First, I'd say...take it slow. You've only been in the picture fulltime for a few months, yet you are talking about them calling you mom, adoption, etc. Blended families take a LOT of time to...well...blend!
Background: I'm a custodial step mom, and have been for 5 years. My kids see their mom a little less than yours do - each kid has gone from 9 months - 1 year without seeing mom at all. We bonded VERY quickly, but even then, there's been ups and down.
I don't remember if you mentioned how old the kids are. But, most step parents will tell you that it's a long process, and is often the "one step forward, two steps back" process.
The first thing that jumped out is the 'mommy' thing. Don't expect, and don't push them, to call you mom or mommy. They have a mom, and she is in the picture, although not much. It's very important for them to maintain that relationship, no matter how screwed up she might be (i'm guessing about that - of course, she could be lovely). So, if you don't like them calling you by your first name, pick something else that's neutral - even "Mommy K." can be loaded. In my case, I've done all the mom things for these kids for 5 years, and they now even routinely put me down in the "mother's information" section of paperwork. But I still don't expect them to call me mom. That's reserved for their mom. If mom totally disappears, then all bets are off, but if she maintains any contact, decide together something to call you that makes you both comfortable.

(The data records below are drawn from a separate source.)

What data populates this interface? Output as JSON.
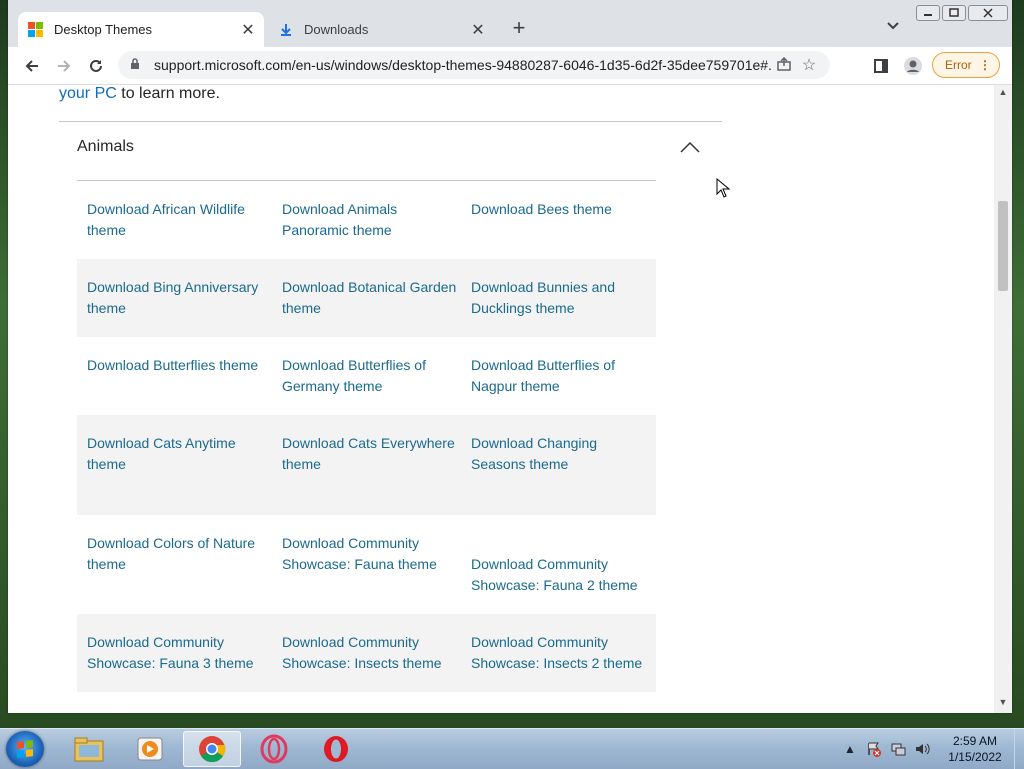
{
  "browser": {
    "tabs": [
      {
        "title": "Desktop Themes",
        "active": true
      },
      {
        "title": "Downloads",
        "active": false
      }
    ],
    "new_tab": "+",
    "url": "support.microsoft.com/en-us/windows/desktop-themes-94880287-6046-1d35-6d2f-35dee759701e#...",
    "error_label": "Error"
  },
  "page": {
    "intro_link": "your PC",
    "intro_text": " to learn more.",
    "section_title": "Animals",
    "rows": [
      [
        "Download African Wildlife theme",
        "Download Animals Panoramic theme",
        "Download Bees theme"
      ],
      [
        "Download Bing Anniversary theme",
        "Download Botanical Garden theme",
        "Download Bunnies and Ducklings theme"
      ],
      [
        "Download Butterflies theme",
        "Download Butterflies of Germany theme",
        "Download Butterflies of Nagpur theme"
      ],
      [
        "Download Cats Anytime theme",
        "Download Cats Everywhere theme",
        "Download Changing Seasons theme"
      ],
      [
        "Download Colors of Nature theme",
        "Download Community Showcase: Fauna theme",
        "Download Community Showcase: Fauna 2 theme"
      ],
      [
        "Download Community Showcase: Fauna 3 theme",
        "Download Community Showcase: Insects theme",
        "Download Community Showcase: Insects 2 theme"
      ]
    ]
  },
  "taskbar": {
    "items": [
      "windows-explorer",
      "media-player",
      "chrome",
      "opera-gx",
      "opera"
    ],
    "clock_time": "2:59 AM",
    "clock_date": "1/15/2022"
  },
  "colors": {
    "link": "#1a6a8e",
    "alt_row": "#f3f3f3",
    "error_border": "#e8a33a"
  }
}
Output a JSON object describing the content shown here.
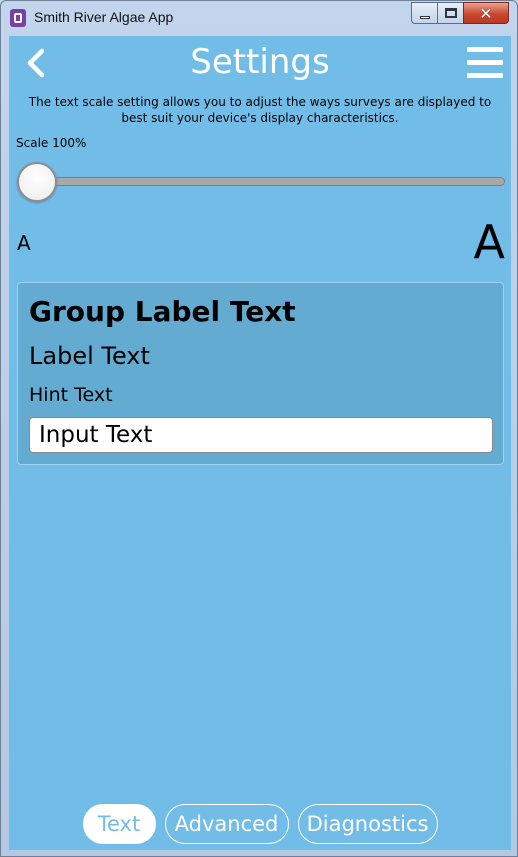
{
  "window": {
    "title": "Smith River Algae App",
    "close_glyph": "✕"
  },
  "header": {
    "title": "Settings"
  },
  "settings": {
    "description": "The text scale setting allows you to adjust the ways surveys are displayed to best suit your device's display characteristics.",
    "scale_label": "Scale 100%",
    "scale_value_percent": 100,
    "scale_position_fraction": 0.0,
    "small_sample": "A",
    "large_sample": "A"
  },
  "preview": {
    "group_label": "Group Label Text",
    "label": "Label Text",
    "hint": "Hint Text",
    "input_value": "Input Text"
  },
  "tabs": [
    {
      "label": "Text",
      "active": true
    },
    {
      "label": "Advanced",
      "active": false
    },
    {
      "label": "Diagnostics",
      "active": false
    }
  ],
  "colors": {
    "background": "#72bde8",
    "preview_panel": "#64abd2",
    "accent_text": "#ffffff"
  },
  "icons": {
    "back": "chevron-left-icon",
    "menu": "hamburger-menu-icon",
    "app": "app-icon"
  }
}
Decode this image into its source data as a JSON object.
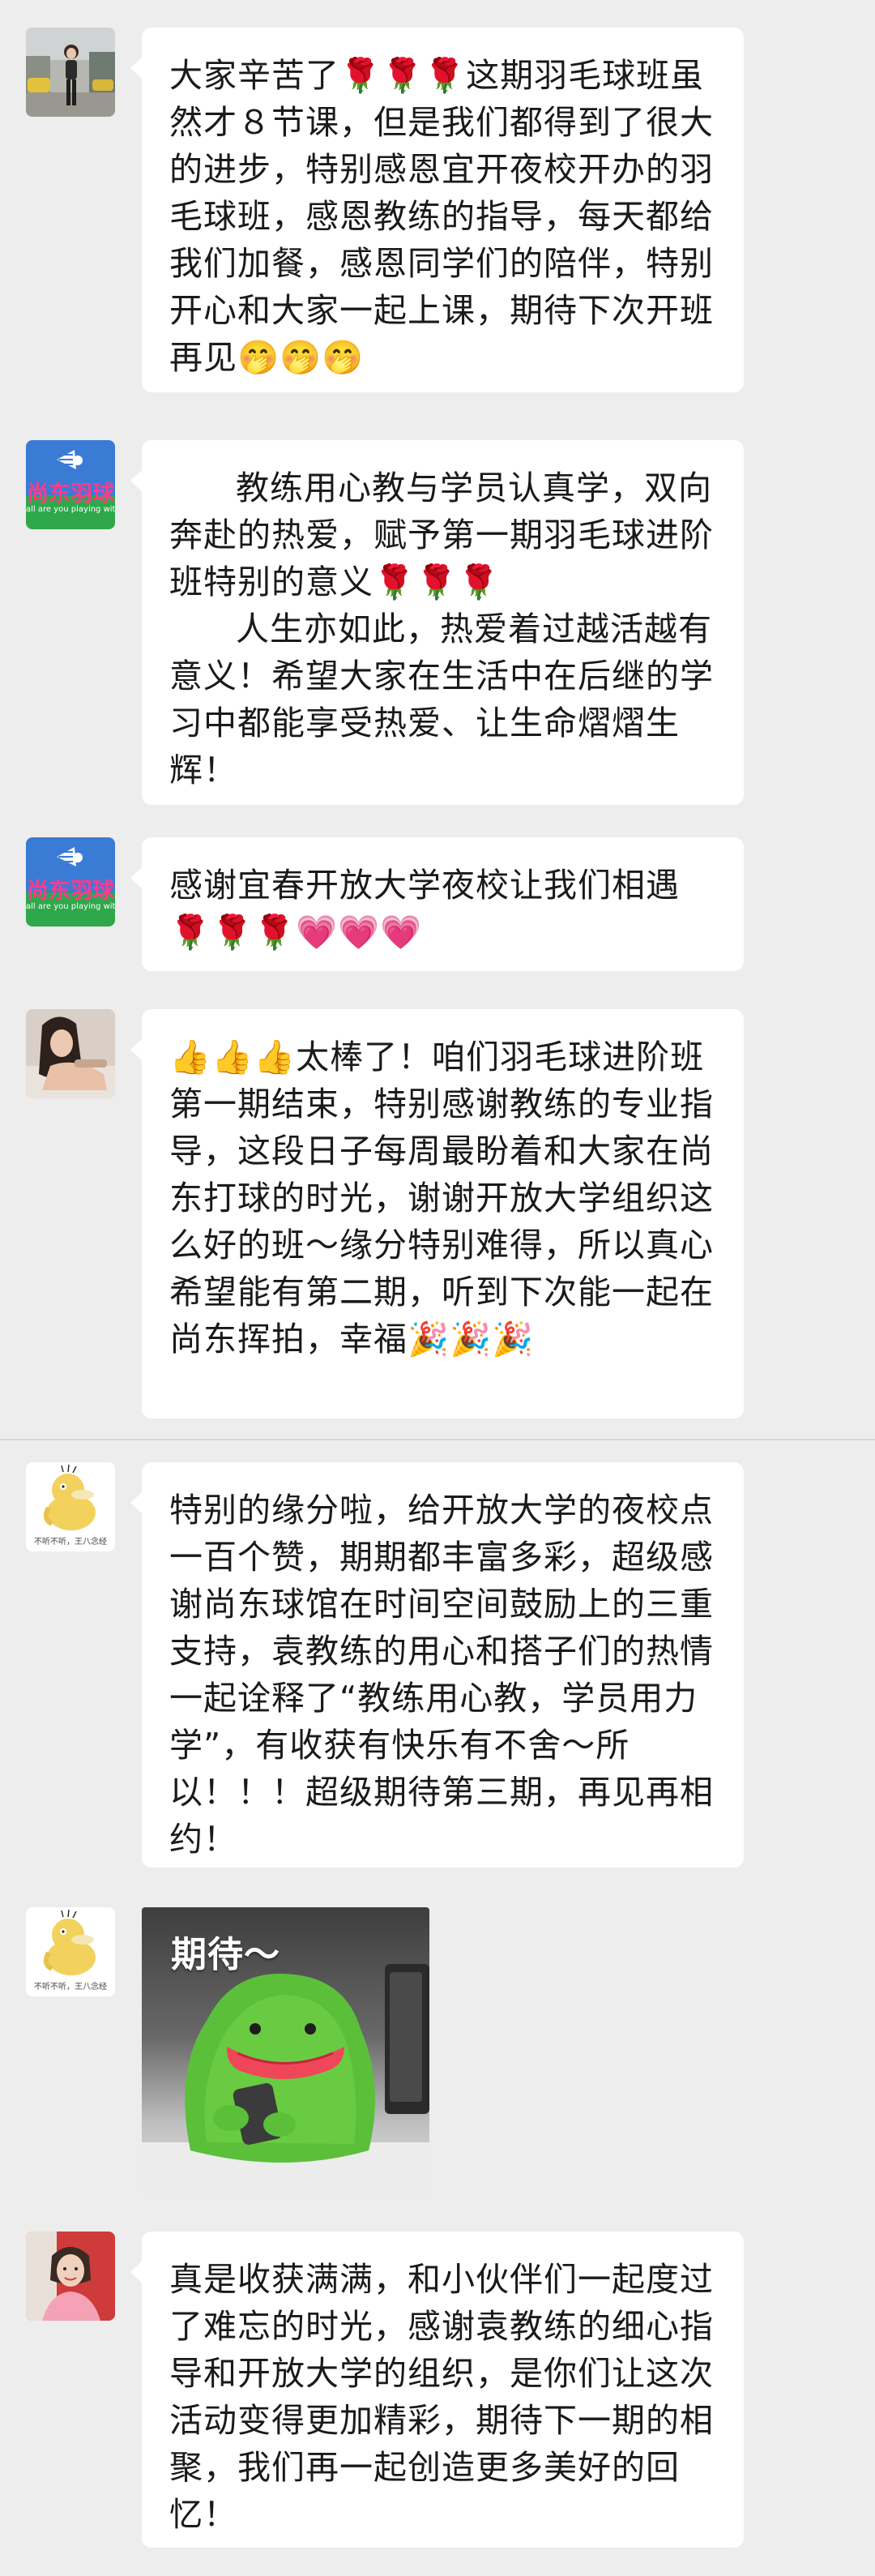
{
  "messages": [
    {
      "paragraphs": [
        "大家辛苦了🌹🌹🌹这期羽毛球班虽然才８节课，但是我们都得到了很大的进步，特别感恩宜开夜校开办的羽毛球班，感恩教练的指导，每天都给我们加餐，感恩同学们的陪伴，特别开心和大家一起上课，期待下次开班再见🤭🤭🤭"
      ]
    },
    {
      "avatar_title": "尚东羽球",
      "avatar_subtitle": "all are you playing with",
      "paragraphs": [
        "教练用心教与学员认真学，双向奔赴的热爱，赋予第一期羽毛球进阶班特别的意义🌹🌹🌹",
        "人生亦如此，热爱着过越活越有意义！希望大家在生活中在后继的学习中都能享受热爱、让生命熠熠生辉！"
      ]
    },
    {
      "avatar_title": "尚东羽球",
      "avatar_subtitle": "all are you playing with",
      "paragraphs": [
        "感谢宜春开放大学夜校让我们相遇🌹🌹🌹💗💗💗"
      ]
    },
    {
      "paragraphs": [
        "👍👍👍太棒了！咱们羽毛球进阶班第一期结束，特别感谢教练的专业指导，这段日子每周最盼着和大家在尚东打球的时光，谢谢开放大学组织这么好的班～缘分特别难得，所以真心希望能有第二期，听到下次能一起在尚东挥拍，幸福🎉🎉🎉"
      ]
    },
    {
      "avatar_label": "不听不听，王八念经",
      "paragraphs": [
        "特别的缘分啦，给开放大学的夜校点一百个赞，期期都丰富多彩，超级感谢尚东球馆在时间空间鼓励上的三重支持，袁教练的用心和搭子们的热情一起诠释了“教练用心教，学员用力学”，有收获有快乐有不舍～所以！！！超级期待第三期，再见再相约！"
      ]
    },
    {
      "avatar_label": "不听不听，王八念经",
      "sticker_caption": "期待～"
    },
    {
      "paragraphs": [
        "真是收获满满，和小伙伴们一起度过了难忘的时光，感谢袁教练的细心指导和开放大学的组织，是你们让这次活动变得更加精彩，期待下一期的相聚，我们再一起创造更多美好的回忆！"
      ]
    }
  ],
  "colors": {
    "background": "#ededed",
    "bubble": "#ffffff",
    "text": "#1a1a1a"
  }
}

Expect that they will talk about their mom, especially after seeing her. Also, don't be surprised if they idealize her - 'mom would see us more if she could'. They are trying to make things work in their head, and face it, few kids want to admit that their mom doesn't want to see them! Never ever say anything bad about their mom to them, even if she says something horrible about you -kids WILL remember who said the bad things and who doesn't (LOTS of experience on this one!)
I'm not sure about the adoption statement - is BM (birth mom) willing to sign over her parental rights? If not, I think adoption is out of the question, isn't it?
Yes, step kids will push your buttons - so do your birth kids! Keep in mind that you will have all the challenges of an intact birth family (kids pushing buttons, testing limits/authority) AND all the challenges of a blended family.
Sounds like you are pushing hard to make everything a nice neat package, but the reality is, it rarely works that way. Let things find their own level. There will be some days when you love each other like nothing else,and some days when the kids (or you!) will want and need some space. That's perfectly normal, and things will eventually find their own level. Good luck!